I'm a friend of Allie Shep and, like her, my life HASN'T been one of hardship on the level of millions of women worldwide, some of whom have told their heartbreaking stories here.
And I'm not pretending it has been. My family had a small house, enough money to survive, and TWO bathrooms (one outside)! But, unlike Allie, I've had a sexist upbringing which I've had to fight against.
My story begins in 1990 Scotland. I was born to a god-fearing mother and an overbearing and angry (but not always with me!) father. My sister, A, had been born 19 months earlier; my brother, J, came along 3 years after me. Now, if you're thinking, maybe my parents wanted 1 son and1 daughter, and I was the 'unwanted' middle child, you'd be right. But no, I don't mean that I was ignored or scolded (not very often anyway), merely thought of after my sister and - ESPECIALLY - after my brother.
He was the pride of my parents (after all, he had his own "thimble", as my sister and I called it), and A was seen as his keeper; she looked after him when mum or dad were otherwise occupied. Of course, I also looked after him. By the time I was 6, I'd regularly washed his face, dressed him, tied his shoes, fed him, and helped him use the toilet (which was a continual joke between me and my sister - a 6 year old girl showing her brother how to pee!).
My father did love all of us, but if he only had time to converse with 2, it was my brother first, then my sister. He was interested in J's schoolwork and A's painting, but my increasing interest in books and poetry was of no concern to him.
And where was our mother? At work. My father more or less ran a printing company (yes really - so you'd think he'd have shown an interest in my hobbies), but he didn't make enough money to keep a wife and 3 children, so mum worked at a bakery 4 days a week. My sister was 8 by this time so she was responsible for myself and J getting home from school. Mrs Thomas next door 'looked out' for us when we were home.
My sister would find the food our mother had left for us, and she and I would prepare it, while J played with the boy next door. Quite likely he'd scrape his knee or cut his finger, so the first aid kit would be at the ready.
I would comfort him while A washed him and applied the plaster(s).
After tea the 2 bathrooms came into their own. The primitive one outside had no hot water, so was of course the one I used! But that did at least mean I had time for a cold (or maybe lukewarm) shower or to wash my hair without any interruptions.

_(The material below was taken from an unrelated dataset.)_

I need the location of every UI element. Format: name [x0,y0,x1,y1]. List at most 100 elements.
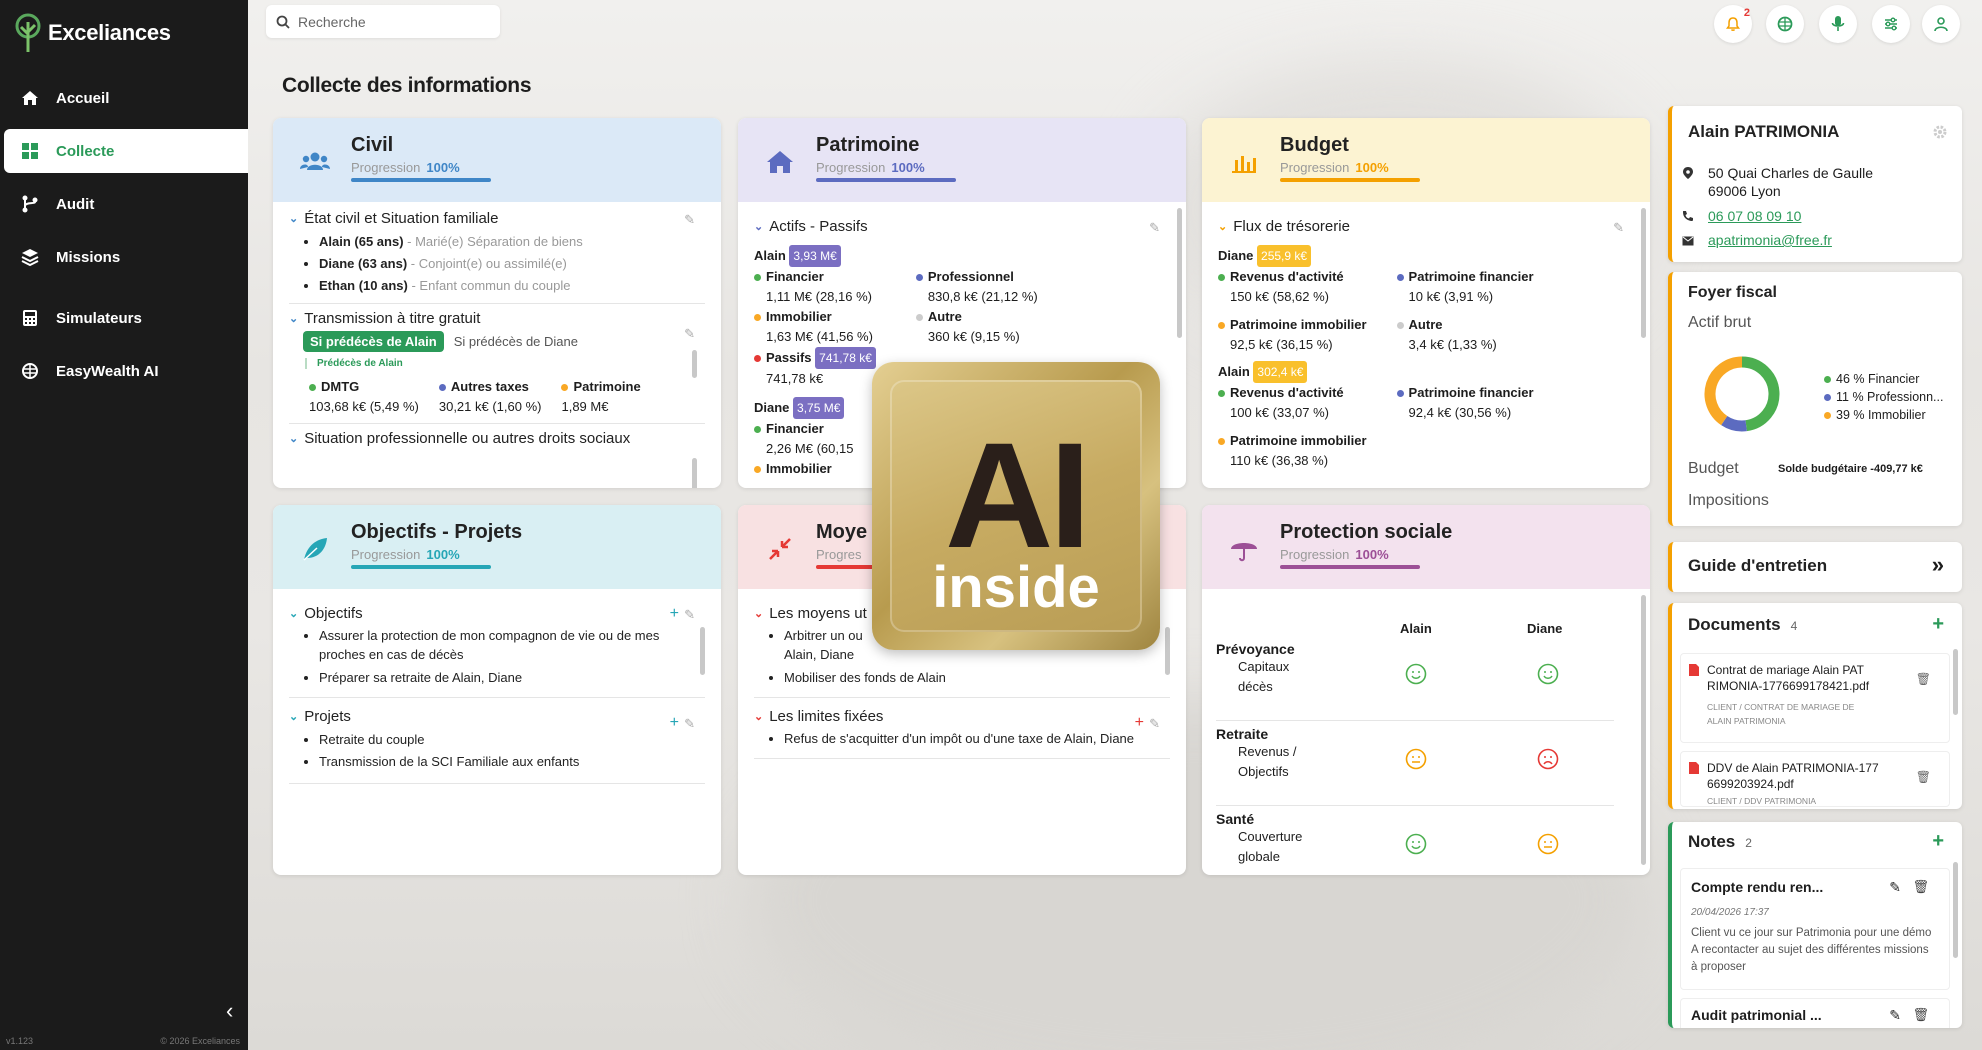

The indoor one was of course fit for J to be bathed by A, so she ensured that he was spotless (and had emptied his bladder) before he went to bed.

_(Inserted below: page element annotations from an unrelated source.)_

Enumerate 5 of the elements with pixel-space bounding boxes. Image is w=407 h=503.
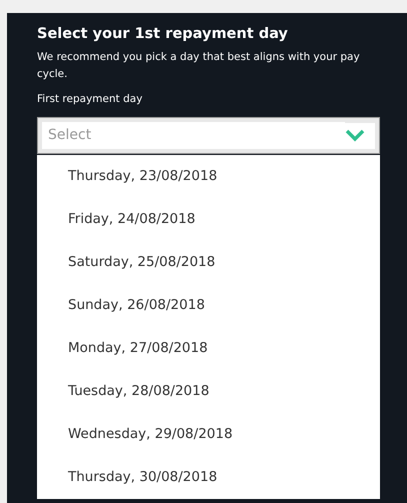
field-label: First repayment day: [37, 92, 144, 108]
description-text: We recommend you pick a day that best aligns with your pay cycle.: [37, 50, 361, 82]
page-title: Select your 1st repayment day: [37, 26, 289, 44]
chevron-icon[interactable]: [345, 129, 365, 142]
select-field[interactable]: Select: [37, 117, 380, 154]
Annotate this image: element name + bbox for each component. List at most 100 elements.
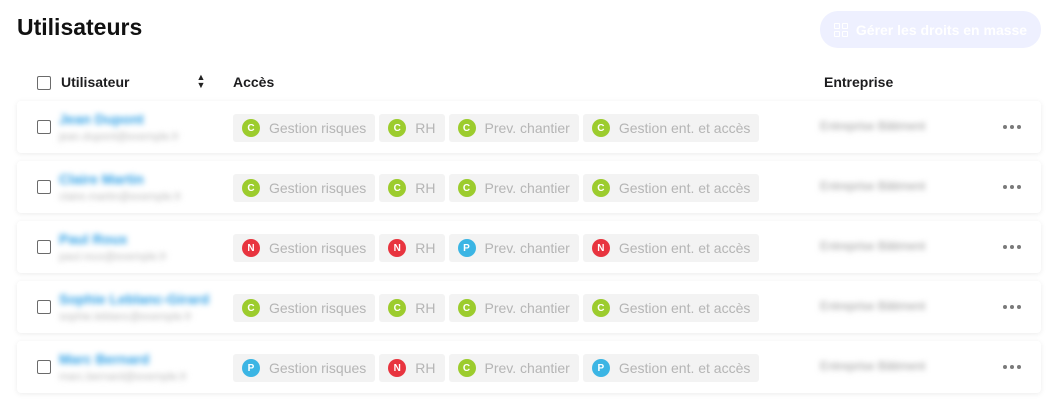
access-chip[interactable]: P Prev. chantier xyxy=(448,234,579,262)
access-chip[interactable]: C RH xyxy=(379,114,445,142)
access-chip[interactable]: P Gestion risques xyxy=(233,354,376,382)
table-row[interactable]: Jean Dupont jean.dupont@exemple.fr C Gestio… xyxy=(17,101,1041,153)
more-options-icon[interactable] xyxy=(1001,298,1023,316)
column-header-access: Accès xyxy=(233,74,275,90)
access-label: RH xyxy=(415,180,436,196)
access-chip[interactable]: N RH xyxy=(379,354,445,382)
table-row[interactable]: Claire Martin claire.martin@exemple.fr C Ge… xyxy=(17,161,1041,213)
access-list: C Gestion risques C RH C Prev. chantier C Gesti… xyxy=(233,114,760,142)
company-name: Entreprise Bâtiment xyxy=(820,239,926,253)
row-checkbox[interactable] xyxy=(37,180,51,194)
access-status-badge: C xyxy=(388,119,407,137)
access-chip[interactable]: C Gestion risques xyxy=(233,114,376,142)
access-chip[interactable]: P Gestion ent. et accès xyxy=(582,354,760,382)
more-options-icon[interactable] xyxy=(1001,238,1023,256)
access-chip[interactable]: N Gestion risques xyxy=(233,234,376,262)
access-label: Prev. chantier xyxy=(484,360,570,376)
access-chip[interactable]: C Gestion ent. et accès xyxy=(582,174,760,202)
access-status-badge: N xyxy=(388,239,407,257)
user-cell[interactable]: Claire Martin claire.martin@exemple.fr xyxy=(59,171,229,205)
sort-icon[interactable]: ▲ ▼ xyxy=(196,73,206,90)
access-status-badge: C xyxy=(388,179,407,197)
more-options-icon[interactable] xyxy=(1001,358,1023,376)
access-chip[interactable]: C Prev. chantier xyxy=(448,354,579,382)
user-cell[interactable]: Jean Dupont jean.dupont@exemple.fr xyxy=(59,111,229,145)
access-status-badge: C xyxy=(457,119,476,137)
access-chip[interactable]: N RH xyxy=(379,234,445,262)
access-label: Prev. chantier xyxy=(484,240,570,256)
row-checkbox[interactable] xyxy=(37,240,51,254)
more-options-icon[interactable] xyxy=(1001,178,1023,196)
page-title: Utilisateurs xyxy=(17,14,143,40)
access-chip[interactable]: C Gestion risques xyxy=(233,174,376,202)
access-chip[interactable]: C Prev. chantier xyxy=(448,174,579,202)
access-label: Gestion ent. et accès xyxy=(618,360,751,376)
user-name-link[interactable]: Marc Bernard xyxy=(59,351,229,367)
column-header-company: Entreprise xyxy=(824,74,894,90)
user-email: marc.bernard@exemple.fr xyxy=(59,371,187,383)
access-status-badge: C xyxy=(591,299,610,317)
access-chip[interactable]: C Prev. chantier xyxy=(448,294,579,322)
company-name: Entreprise Bâtiment xyxy=(820,359,926,373)
access-label: Gestion ent. et accès xyxy=(618,300,751,316)
access-status-badge: P xyxy=(242,359,260,377)
user-cell[interactable]: Paul Roux paul.roux@exemple.fr xyxy=(59,231,229,265)
access-list: N Gestion risques N RH P Prev. chantier N Gesti… xyxy=(233,234,760,262)
access-status-badge: C xyxy=(457,299,476,317)
access-label: Gestion ent. et accès xyxy=(618,120,751,136)
access-chip[interactable]: C RH xyxy=(379,174,445,202)
row-checkbox[interactable] xyxy=(37,120,51,134)
access-status-badge: C xyxy=(242,179,260,197)
access-label: Gestion ent. et accès xyxy=(618,180,751,196)
access-status-badge: N xyxy=(388,359,407,377)
company-name: Entreprise Bâtiment xyxy=(820,299,926,313)
table-row[interactable]: Paul Roux paul.roux@exemple.fr N Gestion ri… xyxy=(17,221,1041,273)
access-label: Gestion risques xyxy=(269,360,367,376)
row-checkbox[interactable] xyxy=(37,300,51,314)
access-list: C Gestion risques C RH C Prev. chantier C Gesti… xyxy=(233,174,760,202)
user-email: jean.dupont@exemple.fr xyxy=(59,131,180,143)
bulk-rights-label: Gérer les droits en masse xyxy=(855,21,1028,38)
user-name-link[interactable]: Paul Roux xyxy=(59,231,229,247)
access-label: RH xyxy=(415,120,436,136)
row-checkbox[interactable] xyxy=(37,360,51,374)
bulk-rights-button[interactable]: Gérer les droits en masse xyxy=(820,11,1041,48)
access-chip[interactable]: C Gestion ent. et accès xyxy=(582,294,760,322)
access-status-badge: P xyxy=(457,239,476,257)
access-label: Gestion ent. et accès xyxy=(618,240,751,256)
company-name: Entreprise Bâtiment xyxy=(820,179,926,193)
user-cell[interactable]: Sophie Leblanc-Girard sophie.leblanc@exem… xyxy=(59,291,229,325)
table-row[interactable]: Marc Bernard marc.bernard@exemple.fr P Gest… xyxy=(17,341,1041,393)
select-all-checkbox[interactable] xyxy=(37,76,51,90)
company-name: Entreprise Bâtiment xyxy=(820,119,926,133)
grid-icon xyxy=(833,22,848,37)
access-chip[interactable]: C Gestion risques xyxy=(233,294,376,322)
access-chip[interactable]: C RH xyxy=(379,294,445,322)
user-email: paul.roux@exemple.fr xyxy=(59,251,167,263)
table-row[interactable]: Sophie Leblanc-Girard sophie.leblanc@exem… xyxy=(17,281,1041,333)
access-chip[interactable]: C Gestion ent. et accès xyxy=(582,114,760,142)
access-label: Prev. chantier xyxy=(484,300,570,316)
access-chip[interactable]: N Gestion ent. et accès xyxy=(582,234,760,262)
user-cell[interactable]: Marc Bernard marc.bernard@exemple.fr xyxy=(59,351,229,385)
access-list: C Gestion risques C RH C Prev. chantier C Gesti… xyxy=(233,294,760,322)
more-options-icon[interactable] xyxy=(1001,118,1023,136)
access-status-badge: C xyxy=(457,179,476,197)
access-status-badge: C xyxy=(242,299,260,317)
user-email: sophie.leblanc@exemple.fr xyxy=(59,311,192,323)
access-list: P Gestion risques N RH C Prev. chantier P Gesti… xyxy=(233,354,760,382)
access-status-badge: N xyxy=(591,239,610,257)
access-label: Gestion risques xyxy=(269,180,367,196)
user-name-link[interactable]: Jean Dupont xyxy=(59,111,229,127)
access-label: Prev. chantier xyxy=(484,120,570,136)
access-status-badge: C xyxy=(242,119,260,137)
access-label: Prev. chantier xyxy=(484,180,570,196)
access-label: RH xyxy=(415,240,436,256)
user-name-link[interactable]: Claire Martin xyxy=(59,171,229,187)
column-header-user[interactable]: Utilisateur xyxy=(61,74,129,90)
user-name-link[interactable]: Sophie Leblanc-Girard xyxy=(59,291,229,307)
access-chip[interactable]: C Prev. chantier xyxy=(448,114,579,142)
access-label: Gestion risques xyxy=(269,120,367,136)
user-email: claire.martin@exemple.fr xyxy=(59,191,182,203)
access-label: RH xyxy=(415,300,436,316)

And when he was finally IN bed, A and I would talk. At first it was everyday things (TV, school, colours) but soon we started to discuss our positions within the family.
"I'm a slave, you're a sub-slave", said my sister one evening.
I think it was that simple sentence which made me realise 'our lot' in life - to help our parents AND our brother, to help our parents RAISE our brother, to then marry, have children ourselves and start the circle all over again with our girl-children working as slaves to our boy-children.
And no girl ever getting thanked for it!
We were cruder than that then. She and I referred to girls and boys as sits and stands - and we took that analogy to extremes - girls and women sit because they're worn out looking after boys and men, and are then supposed to simply watch and praise the adventures their brothers and husbands have while standing. (You see, you thought I was being rude!)
And, 18 years later, that still seems to be the case. I'm now a (trainee) lawyer, but my parents and other relatives still expect me to find Prince Charming and have children - then "give up" work ("lawyers are men" as my mother once said) and look after them - the children AND my parents.
So my struggle isn't one of poverty or personal assaults (and I would never compare it with some of the stories on here), but it is one of comparable hardship just BECAUSE I was born female.